Páginas

29 de março de 2010

Profissão: cuidar do próximo

Conheça a história dos Médicos Sem Fronteiras

Se todos tivessem a chance de escolher as condições ideais de trabalho, certamente privilegiariam aqueles que oferecem as melhores remunerações, as instalações mais confortáveis, bons restaurantes nas proximidades e flexibilidade de horários. Certo? Nem sempre. Em situações de conflito e catástrofes naturais, como recentemente ocorreu no Haiti, acompanhamos a mobilização de milhares de profissionais cujo ofício envolve a privação de qualquer conforto e estabilidade para dedicarem-se integralmente às causas humanitárias.

“A certeza da urgência da necessidade do outro é sem dúvida um elemento importante na motivação pelo trabalho humanitário”, afirma Simone Rocha, diretora executiva da organização Médicos Sem Fronteiras no Brasil. Ela justifica que é por meio da resposta imediata, da doação pessoal e institucional que se espera sanar, curar, apaziguar e melhorar a condição do outro, o que se figura em “retorno incomensurável para o trabalhador humanitário”.

Fundada em 1972 por médicos e jornalistas, a organização francesa sem fins lucrativos Médicos Sem Fronteiras atua em mais de 60 países. São cerca de 28 mil profissionais, das mais diversas áreas, oferecendo assistência à saúde para pessoas cujos países encontram-se em situação de conflito, catástrofes naturais, fome e risco de contágio de doenças ditas ‘negligenciadas’. Ao contrário do que muitos pensam, as pessoas que atuam MSF não estão em missão voluntária. Após sucessivos testes, esses profissionais são contratados e recebem todos os direitos trabalhistas.
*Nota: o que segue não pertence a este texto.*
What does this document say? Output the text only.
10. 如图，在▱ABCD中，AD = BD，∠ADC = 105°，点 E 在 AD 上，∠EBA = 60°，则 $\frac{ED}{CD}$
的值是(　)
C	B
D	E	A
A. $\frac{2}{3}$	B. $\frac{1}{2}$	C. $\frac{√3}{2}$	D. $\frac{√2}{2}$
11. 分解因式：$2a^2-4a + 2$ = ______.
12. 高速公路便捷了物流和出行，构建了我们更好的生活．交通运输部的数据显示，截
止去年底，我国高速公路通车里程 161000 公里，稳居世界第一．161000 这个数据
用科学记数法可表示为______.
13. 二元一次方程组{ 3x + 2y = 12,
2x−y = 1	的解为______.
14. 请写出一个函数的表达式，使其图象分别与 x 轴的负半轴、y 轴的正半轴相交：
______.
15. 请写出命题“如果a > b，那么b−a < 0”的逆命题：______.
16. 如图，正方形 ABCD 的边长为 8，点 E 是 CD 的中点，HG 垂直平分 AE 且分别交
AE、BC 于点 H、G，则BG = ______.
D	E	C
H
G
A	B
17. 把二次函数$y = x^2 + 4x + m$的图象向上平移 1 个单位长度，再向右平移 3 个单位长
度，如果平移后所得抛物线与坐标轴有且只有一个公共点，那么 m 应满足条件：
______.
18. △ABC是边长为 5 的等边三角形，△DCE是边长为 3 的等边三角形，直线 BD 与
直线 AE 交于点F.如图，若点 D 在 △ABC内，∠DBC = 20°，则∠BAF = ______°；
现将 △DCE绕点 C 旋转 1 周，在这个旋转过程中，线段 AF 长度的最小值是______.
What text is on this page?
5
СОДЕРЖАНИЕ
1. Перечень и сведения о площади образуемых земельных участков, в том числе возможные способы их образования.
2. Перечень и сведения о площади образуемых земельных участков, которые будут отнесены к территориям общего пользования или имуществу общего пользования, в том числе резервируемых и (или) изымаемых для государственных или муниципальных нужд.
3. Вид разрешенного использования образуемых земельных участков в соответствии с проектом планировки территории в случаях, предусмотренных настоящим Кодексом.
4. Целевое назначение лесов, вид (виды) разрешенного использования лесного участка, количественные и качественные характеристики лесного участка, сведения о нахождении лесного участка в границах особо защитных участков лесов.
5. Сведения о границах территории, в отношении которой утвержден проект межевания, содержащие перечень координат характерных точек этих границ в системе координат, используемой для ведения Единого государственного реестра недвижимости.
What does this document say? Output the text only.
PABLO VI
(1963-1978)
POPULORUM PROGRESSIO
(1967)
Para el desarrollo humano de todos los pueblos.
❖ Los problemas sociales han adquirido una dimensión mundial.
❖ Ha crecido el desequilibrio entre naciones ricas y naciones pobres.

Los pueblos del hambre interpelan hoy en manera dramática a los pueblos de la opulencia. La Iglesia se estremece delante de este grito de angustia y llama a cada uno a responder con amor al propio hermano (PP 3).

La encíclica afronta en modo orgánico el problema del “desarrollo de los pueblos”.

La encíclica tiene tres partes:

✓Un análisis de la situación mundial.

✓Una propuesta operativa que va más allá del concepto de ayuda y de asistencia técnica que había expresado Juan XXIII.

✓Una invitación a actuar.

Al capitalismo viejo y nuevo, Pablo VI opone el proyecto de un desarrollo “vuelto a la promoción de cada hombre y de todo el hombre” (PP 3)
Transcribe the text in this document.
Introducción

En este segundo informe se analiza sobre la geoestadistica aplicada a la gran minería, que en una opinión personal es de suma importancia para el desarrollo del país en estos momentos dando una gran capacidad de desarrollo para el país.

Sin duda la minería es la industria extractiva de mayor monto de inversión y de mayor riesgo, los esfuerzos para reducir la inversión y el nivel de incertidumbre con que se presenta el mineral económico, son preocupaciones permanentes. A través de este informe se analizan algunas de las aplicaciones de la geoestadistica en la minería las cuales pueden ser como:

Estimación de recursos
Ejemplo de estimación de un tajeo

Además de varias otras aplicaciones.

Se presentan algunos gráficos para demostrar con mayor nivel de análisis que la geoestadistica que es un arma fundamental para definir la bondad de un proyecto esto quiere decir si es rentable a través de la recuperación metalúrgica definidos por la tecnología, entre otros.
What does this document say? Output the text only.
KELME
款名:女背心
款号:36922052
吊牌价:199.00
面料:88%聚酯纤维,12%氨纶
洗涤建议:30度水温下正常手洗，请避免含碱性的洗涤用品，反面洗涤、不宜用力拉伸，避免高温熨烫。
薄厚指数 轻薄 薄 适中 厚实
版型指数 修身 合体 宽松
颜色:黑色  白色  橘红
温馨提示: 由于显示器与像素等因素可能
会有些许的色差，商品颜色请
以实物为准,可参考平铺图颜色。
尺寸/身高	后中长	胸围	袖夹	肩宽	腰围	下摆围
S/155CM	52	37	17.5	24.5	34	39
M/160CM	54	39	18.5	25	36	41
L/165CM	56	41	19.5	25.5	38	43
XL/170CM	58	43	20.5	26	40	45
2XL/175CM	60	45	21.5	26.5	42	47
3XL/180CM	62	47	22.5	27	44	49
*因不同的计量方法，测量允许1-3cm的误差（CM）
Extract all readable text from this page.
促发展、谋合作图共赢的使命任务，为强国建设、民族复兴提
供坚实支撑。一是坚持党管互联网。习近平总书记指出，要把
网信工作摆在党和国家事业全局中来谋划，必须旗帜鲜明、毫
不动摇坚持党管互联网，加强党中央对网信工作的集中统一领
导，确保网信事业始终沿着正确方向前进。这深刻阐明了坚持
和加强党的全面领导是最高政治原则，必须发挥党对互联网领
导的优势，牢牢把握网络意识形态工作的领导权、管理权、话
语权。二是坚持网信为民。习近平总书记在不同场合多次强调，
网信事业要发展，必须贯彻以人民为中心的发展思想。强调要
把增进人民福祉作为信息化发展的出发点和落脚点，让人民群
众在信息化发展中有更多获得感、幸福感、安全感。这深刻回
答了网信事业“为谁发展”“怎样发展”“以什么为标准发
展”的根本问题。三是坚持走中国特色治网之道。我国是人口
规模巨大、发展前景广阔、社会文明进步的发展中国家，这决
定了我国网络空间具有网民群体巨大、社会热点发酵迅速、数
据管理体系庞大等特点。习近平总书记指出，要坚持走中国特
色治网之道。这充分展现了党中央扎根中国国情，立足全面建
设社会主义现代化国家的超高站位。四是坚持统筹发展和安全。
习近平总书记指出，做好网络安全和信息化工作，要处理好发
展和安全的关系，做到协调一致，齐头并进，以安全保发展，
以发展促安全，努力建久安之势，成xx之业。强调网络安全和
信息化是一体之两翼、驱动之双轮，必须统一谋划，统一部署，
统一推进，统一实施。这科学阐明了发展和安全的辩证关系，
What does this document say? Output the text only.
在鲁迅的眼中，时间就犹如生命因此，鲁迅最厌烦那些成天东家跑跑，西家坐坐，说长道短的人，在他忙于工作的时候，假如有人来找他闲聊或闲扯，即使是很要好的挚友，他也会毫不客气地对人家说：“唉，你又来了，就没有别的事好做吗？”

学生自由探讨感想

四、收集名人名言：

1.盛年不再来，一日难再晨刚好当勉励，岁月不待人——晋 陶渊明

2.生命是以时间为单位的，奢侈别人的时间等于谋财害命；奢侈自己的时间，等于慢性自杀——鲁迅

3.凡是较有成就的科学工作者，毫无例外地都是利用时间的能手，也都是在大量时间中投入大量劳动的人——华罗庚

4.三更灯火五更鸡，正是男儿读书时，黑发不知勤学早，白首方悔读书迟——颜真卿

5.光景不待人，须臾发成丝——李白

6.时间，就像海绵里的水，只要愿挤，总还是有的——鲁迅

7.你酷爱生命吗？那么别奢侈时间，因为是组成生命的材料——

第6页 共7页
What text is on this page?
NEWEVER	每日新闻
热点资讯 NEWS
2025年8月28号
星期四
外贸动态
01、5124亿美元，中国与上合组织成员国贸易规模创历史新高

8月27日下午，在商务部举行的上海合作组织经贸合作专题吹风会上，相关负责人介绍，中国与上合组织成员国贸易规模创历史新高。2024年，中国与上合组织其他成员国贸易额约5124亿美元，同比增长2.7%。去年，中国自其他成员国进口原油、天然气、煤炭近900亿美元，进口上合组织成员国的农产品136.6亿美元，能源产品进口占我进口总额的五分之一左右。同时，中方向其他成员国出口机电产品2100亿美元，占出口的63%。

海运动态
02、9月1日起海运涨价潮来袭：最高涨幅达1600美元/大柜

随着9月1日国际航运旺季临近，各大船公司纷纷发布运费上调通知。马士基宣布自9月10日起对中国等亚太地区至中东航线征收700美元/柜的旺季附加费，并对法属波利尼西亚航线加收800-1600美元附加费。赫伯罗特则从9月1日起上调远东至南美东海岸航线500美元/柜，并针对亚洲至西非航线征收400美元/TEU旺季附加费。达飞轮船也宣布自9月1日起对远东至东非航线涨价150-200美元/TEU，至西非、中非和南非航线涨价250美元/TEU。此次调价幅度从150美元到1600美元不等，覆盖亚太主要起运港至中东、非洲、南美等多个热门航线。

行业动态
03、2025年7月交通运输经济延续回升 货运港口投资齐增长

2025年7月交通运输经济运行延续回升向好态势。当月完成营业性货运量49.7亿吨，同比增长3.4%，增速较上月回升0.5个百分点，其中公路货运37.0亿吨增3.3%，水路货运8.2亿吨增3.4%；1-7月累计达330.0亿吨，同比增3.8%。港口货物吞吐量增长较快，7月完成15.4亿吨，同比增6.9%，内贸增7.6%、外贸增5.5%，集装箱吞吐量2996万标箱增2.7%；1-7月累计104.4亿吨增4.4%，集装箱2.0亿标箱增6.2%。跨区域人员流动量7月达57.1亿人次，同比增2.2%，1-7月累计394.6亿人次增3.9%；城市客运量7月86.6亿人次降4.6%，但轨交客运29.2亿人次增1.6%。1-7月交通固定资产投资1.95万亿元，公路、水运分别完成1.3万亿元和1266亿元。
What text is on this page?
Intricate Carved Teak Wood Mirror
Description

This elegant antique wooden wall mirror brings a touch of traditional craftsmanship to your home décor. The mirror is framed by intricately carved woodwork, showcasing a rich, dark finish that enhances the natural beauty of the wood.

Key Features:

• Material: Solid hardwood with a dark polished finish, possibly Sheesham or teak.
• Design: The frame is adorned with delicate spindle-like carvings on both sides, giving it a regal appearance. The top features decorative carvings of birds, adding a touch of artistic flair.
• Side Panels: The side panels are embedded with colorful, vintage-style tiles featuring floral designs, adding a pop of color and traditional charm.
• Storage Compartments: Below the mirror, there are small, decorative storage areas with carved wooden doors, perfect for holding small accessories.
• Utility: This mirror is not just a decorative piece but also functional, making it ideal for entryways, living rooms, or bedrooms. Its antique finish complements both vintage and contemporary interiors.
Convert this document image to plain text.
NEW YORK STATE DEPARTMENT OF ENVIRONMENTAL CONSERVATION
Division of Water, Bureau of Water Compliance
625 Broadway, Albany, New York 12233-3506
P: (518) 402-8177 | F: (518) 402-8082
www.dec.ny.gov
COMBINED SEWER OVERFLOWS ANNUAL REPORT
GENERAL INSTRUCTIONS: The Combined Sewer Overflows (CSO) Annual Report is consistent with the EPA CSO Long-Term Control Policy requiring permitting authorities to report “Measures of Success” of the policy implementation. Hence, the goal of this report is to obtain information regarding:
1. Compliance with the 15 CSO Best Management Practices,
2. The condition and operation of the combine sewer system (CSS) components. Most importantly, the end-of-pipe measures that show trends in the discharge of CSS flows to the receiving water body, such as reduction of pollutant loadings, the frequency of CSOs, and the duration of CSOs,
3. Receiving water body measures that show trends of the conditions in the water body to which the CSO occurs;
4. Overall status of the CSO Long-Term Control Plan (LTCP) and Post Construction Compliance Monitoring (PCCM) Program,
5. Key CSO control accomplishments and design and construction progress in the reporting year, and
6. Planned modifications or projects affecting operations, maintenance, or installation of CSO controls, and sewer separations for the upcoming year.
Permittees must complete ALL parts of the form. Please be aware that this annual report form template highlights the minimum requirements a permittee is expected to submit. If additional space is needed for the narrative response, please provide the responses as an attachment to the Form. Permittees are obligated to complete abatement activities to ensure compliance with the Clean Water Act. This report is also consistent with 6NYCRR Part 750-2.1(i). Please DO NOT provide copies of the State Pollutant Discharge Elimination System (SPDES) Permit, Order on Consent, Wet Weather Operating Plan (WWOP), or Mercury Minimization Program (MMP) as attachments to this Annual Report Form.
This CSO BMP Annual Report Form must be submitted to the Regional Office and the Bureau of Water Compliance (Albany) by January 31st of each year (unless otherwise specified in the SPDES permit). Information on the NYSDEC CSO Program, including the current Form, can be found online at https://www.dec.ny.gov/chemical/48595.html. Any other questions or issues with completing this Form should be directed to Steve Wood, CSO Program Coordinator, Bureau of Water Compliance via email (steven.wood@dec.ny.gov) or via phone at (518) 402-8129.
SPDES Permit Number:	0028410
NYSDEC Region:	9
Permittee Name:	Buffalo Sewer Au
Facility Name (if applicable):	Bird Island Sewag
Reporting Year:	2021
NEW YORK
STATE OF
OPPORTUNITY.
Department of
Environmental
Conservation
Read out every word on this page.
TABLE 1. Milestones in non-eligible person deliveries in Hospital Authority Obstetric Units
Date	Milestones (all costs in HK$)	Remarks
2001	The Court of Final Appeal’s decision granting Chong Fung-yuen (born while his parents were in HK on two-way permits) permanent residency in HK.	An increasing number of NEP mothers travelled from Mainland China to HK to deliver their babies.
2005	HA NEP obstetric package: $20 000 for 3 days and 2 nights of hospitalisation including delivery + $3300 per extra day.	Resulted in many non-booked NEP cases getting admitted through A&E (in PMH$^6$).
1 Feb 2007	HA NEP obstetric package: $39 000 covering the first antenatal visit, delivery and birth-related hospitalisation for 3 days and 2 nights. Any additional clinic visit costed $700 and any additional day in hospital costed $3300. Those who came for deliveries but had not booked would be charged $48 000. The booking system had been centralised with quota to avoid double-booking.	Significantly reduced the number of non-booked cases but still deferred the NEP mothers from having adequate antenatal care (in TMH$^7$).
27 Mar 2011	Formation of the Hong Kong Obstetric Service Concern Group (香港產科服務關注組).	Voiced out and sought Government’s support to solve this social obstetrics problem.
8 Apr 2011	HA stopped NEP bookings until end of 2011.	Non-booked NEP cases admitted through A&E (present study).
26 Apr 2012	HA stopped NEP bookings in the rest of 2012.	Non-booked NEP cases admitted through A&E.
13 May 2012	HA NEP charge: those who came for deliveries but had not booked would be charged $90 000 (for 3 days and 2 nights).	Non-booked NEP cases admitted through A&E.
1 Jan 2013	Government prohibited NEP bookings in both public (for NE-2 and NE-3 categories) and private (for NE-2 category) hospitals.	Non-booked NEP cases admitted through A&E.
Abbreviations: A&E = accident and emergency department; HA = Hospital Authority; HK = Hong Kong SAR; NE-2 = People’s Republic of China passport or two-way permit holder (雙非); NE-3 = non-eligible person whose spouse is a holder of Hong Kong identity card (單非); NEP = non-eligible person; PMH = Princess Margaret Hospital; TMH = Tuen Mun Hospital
Para atuar na MSF – seja no corpo médico ou não – o profissional precisa atender alguns requisitos básicos, como formação em alguma das áreas pré-estabelecidas, fluência em pelo menos uma língua estrangeira e alta capacidade para trabalho em equipe. “Além dos critérios profissionais, buscamos qualidades humanas como adaptabilidade, flexibilidade e capacidade de suportar situações estressantes”, explica Simone. As pessoas que decidem fazer parte dessa ação passam por um processo de reflexão muito grande, no qual muitos vislumbram não o que estão deixando para trás e sim o quão agregadora será a experiência.

O mundo é um moinho

Ao contrário da ideia quase ‘romântica’ que muitas vezes alimentamos acerca da promoção de um mundo mais justo, as motivações das pessoas que encaram o ‘front’ são um tanto quanto realistas. Entendem, cedo ou tarde, que as coisas não são sempre justas e muito menos igualitárias. “Por isso, somos altruístas, sim, mas talvez menos sonhadores do que se possa imaginar. Sonhamos em poder ajudar as pessoas a ultrapassarem os momentos mais críticos de suas vidas, em que sua existência e de seus entes queridos estão ameaçadas por guerras, catástrofes como a do Haiti, epidemias, fome, doenças.”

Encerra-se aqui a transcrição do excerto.